Gambian librarian and writer

Matilda Alica Cynthia Johnson (born 7 August 1958 in Bathurst, now Banjul) is a Gambian librarian and writer.

== Education and career ==
In 1984, Johnson studied at Loughborough College where she pursued a Dip (HE) Library course. Later, She obtained a bachelor's degree in Librarianship and Information Studies from the City of Birmingham Polytechnic (now Birmingham City University) in June 1988, thereafter she received a master's degree in the subject.

In the mid-1980s, she worked as a librarian for the Gambian National Library and was a librarian at the Management Development Institute (MDI) until about 2004. Sometime in 2014, she was Deputy Director General of the Gambia National Library Service Authority (GNLSA) which later becomes the Gambian National Library.

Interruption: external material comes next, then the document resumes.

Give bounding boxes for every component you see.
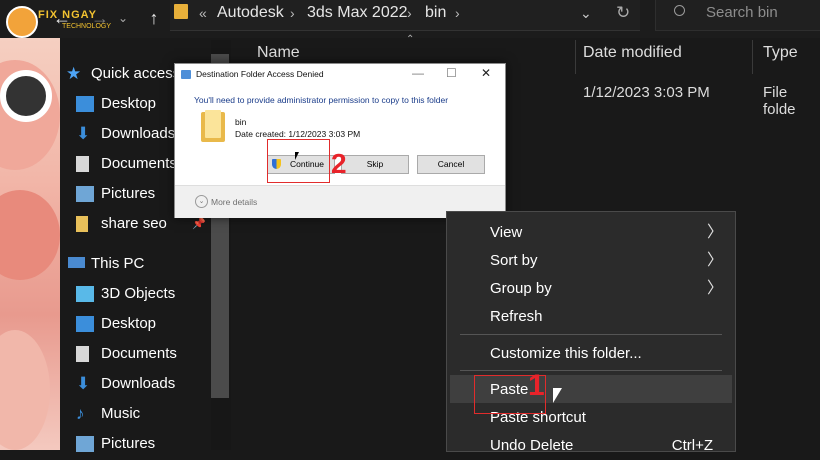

Johnson took over the post of Director General of the National Library in 2015. She is also a member of the Chartered Institute of Library and Information Professionals. She is married to James Johnson and has two sons and two daughters with him.

== Other activities ==
Johnson served as a UN Volunteer in 1999 during the independence referendum in East Timor. In addition to her professional activities, Johnson has been involved in the Methodist Church since at least 2003. In 2009, she was elected chair of the Albion Methodist Lower Basic School Board and has been on the board of the Wesley Methodist Contemporary Nursery School Board since 2012. She is also active in the Gambia Christian Council and the Education Advisory Council.

Around 2010/2011 she was president of the Gambian Young Women's Christian Association (YWCA). And was elected vice president of the World Federation of Methodist and Uniting Church Women (WFMUCW) with responsibility for West Africa in 2011.

From 2010 to 2013, she was chair of the organization PRO-HOPE International The Gambia (PHIN Gambia). During the same period, she was active for the Network on Gender Based Violence (NGBV).

== Publications ==
Johnson published literary works in various newspapers and magazines by the late 1990s. In 2005, she published poems in the anthology The Repeal and other poems which Hassoum Ceesay described as the most important Gambian feminist publication since Augusta Jawara's rebellion (1968).

== Works ==

- 2005: The Repeal and Other Poems (anthology with works by Johnson, Ann Therese Ndong-Jatta and Juka Jabang) Fulladu Publishers, Fajara.